Judge Orders Michigan Official to Stand Trial for Involuntary Manslaughter In Legionnaires Case

FLINT, Mich. (AP) — A judge on Monday ordered Michigan’s state health director to stand trial on involuntary manslaughter charges in the deaths of two men linked to an outbreak of Legionnaires’ disease in the Flint area.

Nick Lyon is accused of failing to issue a timely alert to the public about the outbreak. Judge David Goggins said deaths likely could have been prevented if the outbreak had been publicly known.

Some experts have blamed Legionnaires’ on the scandal over Flint’s water, which wasn’t properly treated when it was drawn from the Flint River in 2014 and 2015.

Goggins found there’s probable cause for a trial. The legal standard isn’t as high as beyond a reasonable doubt.

The state says at least 90 cases of Legionnaires’ occurred in Genesee County, including 12 deaths. Lyon denies wrongdoing. His lawyers say sending the case to trial will “dangerously chill” public employees.

The Legionnaires’ investigation is part of a larger probe into how Flint’s water system became poisoned when the city used Flint River water for 18 months. The water wasn’t treated to reduce corrosion. As a result, lead leached from old pipes.

Lyon, director of the Health and Human Services Department, is the highest-ranking Michigan official charged in an investigation led by the attorney general’s office.

An additional 14 current or former state and local officials have been charged with crimes, either related to Legionnaires’ or lead in the water. Four agreed to misdemeanor plea deals; the other cases are moving slowly.

Legionella bacteria can emerge through misting and cooling systems, triggering a severe form of pneumonia, especially in people with weakened immune systems. The state says there were 90 cases reported to Genesee County Health Department in 2014-15, including 12 deaths.

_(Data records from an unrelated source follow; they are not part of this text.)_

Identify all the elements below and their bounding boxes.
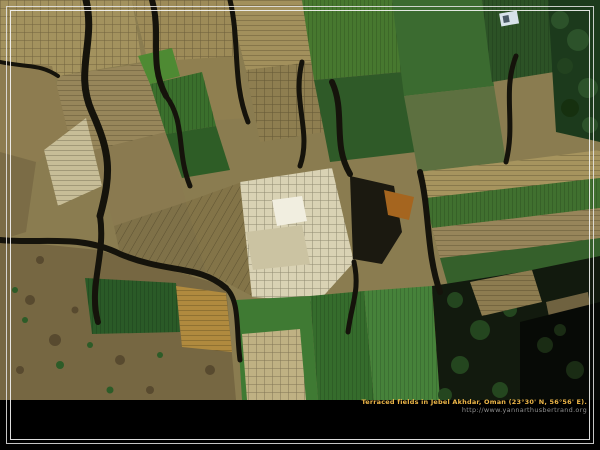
green-fields-bottom: [236, 286, 440, 400]
photo-credit-url: http://www.yannarthusbertrand.org: [361, 406, 587, 414]
tree-cluster: [548, 0, 600, 142]
photo-caption: Terraced fields in Jebel Akhdar, Oman (2…: [361, 398, 587, 406]
aerial-photo: [0, 0, 600, 400]
wallpaper-canvas: Terraced fields in Jebel Akhdar, Oman (2…: [0, 0, 600, 450]
caption-block: Terraced fields in Jebel Akhdar, Oman (2…: [361, 398, 587, 414]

More than half of the people had a common thread: They spent time at McLaren Hospital, which was on the Flint water system.

The outbreak was announced by Gov Rick Snyder and Lyon in January 2016, although Lyon concedes that he knew that cases were being reported a year earlier.

“He had the chance to save lives,” special prosecutor Todd Flood told the court at a July 25 hearing.

But Lyon’s attorneys have questioned the causes of death of two people cited by Flood. They also say there was much speculation about the cause and not enough solid information to share with the public.

“It is not enough for the prosecutor to wave his hands in the air and cry bad things happened to the people of Flint so someone must be held responsible,” Lyon’s lawyers said in a court filing.